Water quality staff prefer a nice moderately thick coating of ice on Lake Erie each winter as it calms the lake, eliminates turbidity, and allows diatoms, which are the base of the sport-fish food web, to thrive.
More importantly, models and ice add consistency and predictability to the water treatment process.
Unfortunately for this winter, the models that predict weather conditions and corresponding ice cover are unsure of what to expect. Most models are predicting a roller coaster winter with temperature and precipitation widely fluctuating each week.
The National Weather Service (NWS) Cleveland office's Great Lakes Freeze-up Outlook states the probabilities for La Nina extending through winter are approximately 95%. Yet, “there is high uncertainty in the December, January, and February temperature forecasts for the Great Lakes region,” and there are “equal-chances of below, near, or above-normal seasonal mean temperatures.” The NWS forecast also predicts below normal temperatures heading into spring, and if ice forms, the cold spring could extend the ice season.

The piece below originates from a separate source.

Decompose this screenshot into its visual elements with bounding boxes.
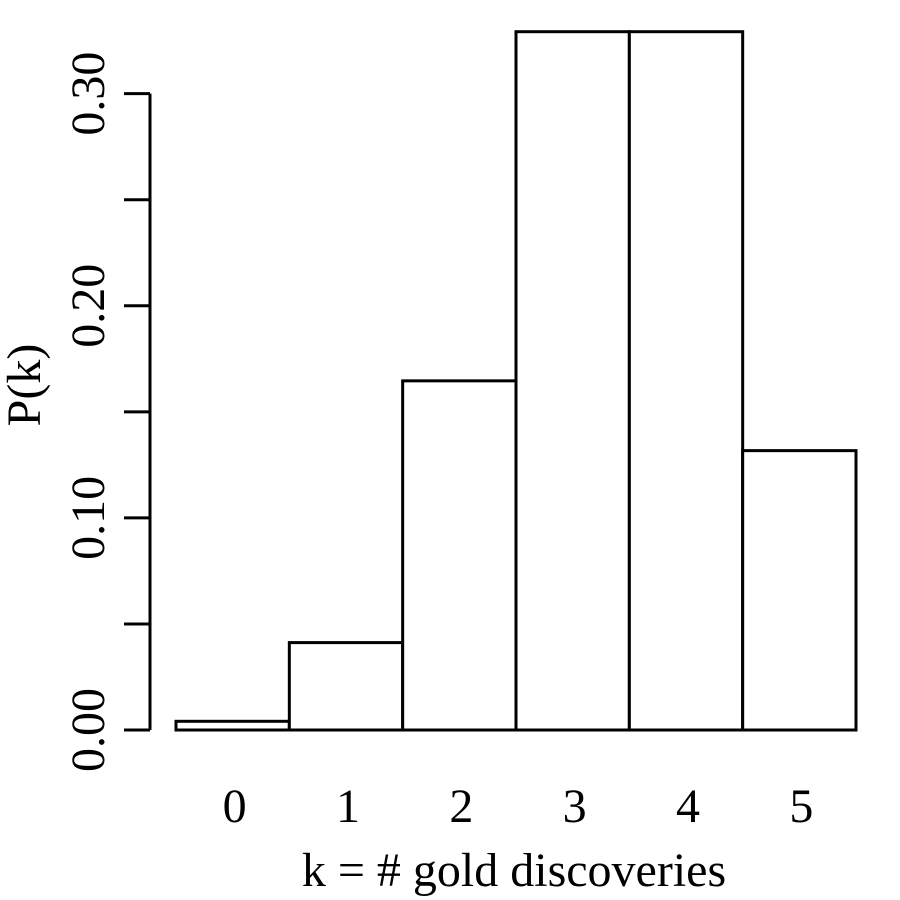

The Old Farmer’s Almanac 2020-2021 Long Range Weather Forecast for Cleveland agrees that the only consistent thing about the weather for the next few months is lots of changes. The Almanac states that for some months, precipitation will be higher than normal this winter, but overall temperatures will also be higher. This means we’ll be getting more days of rain, with a few days of bitter cold mixed in.
The staff at NOAA’s Great Lakes Environmental Research Laboratory (GLERL) also predict winter ice cover. Their research has shown that the inter-annual variability of Great Lakes ice cover is heavily influenced by four large-scale climate patterns referred to as teleconnections: the North Atlantic Oscillation (NAO), the Atlantic Multi-decadal Oscillation (AMO), the El Nino/Southern Oscillation (ENSO) and the Pacific Decadal Oscillation (PDO).
These teleconnections influence the location of the westerly jet stream over North America. The position of the jet stream largely dictates the origin of the air masses that will reach the Great Lakes region. The temperature and moisture content of the air masses play a key role in determining ice cover on the Great Lakes. The air masses that reach the Great Lakes are themselves impacted by factors like arctic sea ice, snow cover, and the polar vortex.
All of these factors can be thought of as waves. When they work together, they can tilt the odds of certain weather patterns – such as a harsher or milder winter. This year there is no dominant signal and many factors are out of phase. If they stay out of phase, we will get a roller coaster, which will still likely include more snow than last winter.
Last winter, there was only about 30-35 inches of snowfall around the Cleveland area. During an “average” winter, the Cleveland area gets 65-70 inches of snow. Snowfall, however, does not equate to a frozen lake.
For Lake Erie to freeze there needs to be multiple days of very cold air to pull the heat out of the water and turn the surface to ice. Because the air temperatures are predicted to widely fluctuate, we may see that Lake Erie gets only a glaze of ice over a majority of the surface area; however, the ice will be gone as soon as winds whip up the waters, breaking apart the frozen molecules and scattering them in the other 127.7 million gallons of unfrozen water.
Water temperature at our intakes is 44.2 degrees Fahrenheit as of December 7, 2020. The surface of Lake Erie will not begin to freeze until that temperature stays consistently below 39.2°F, based on the science of water density.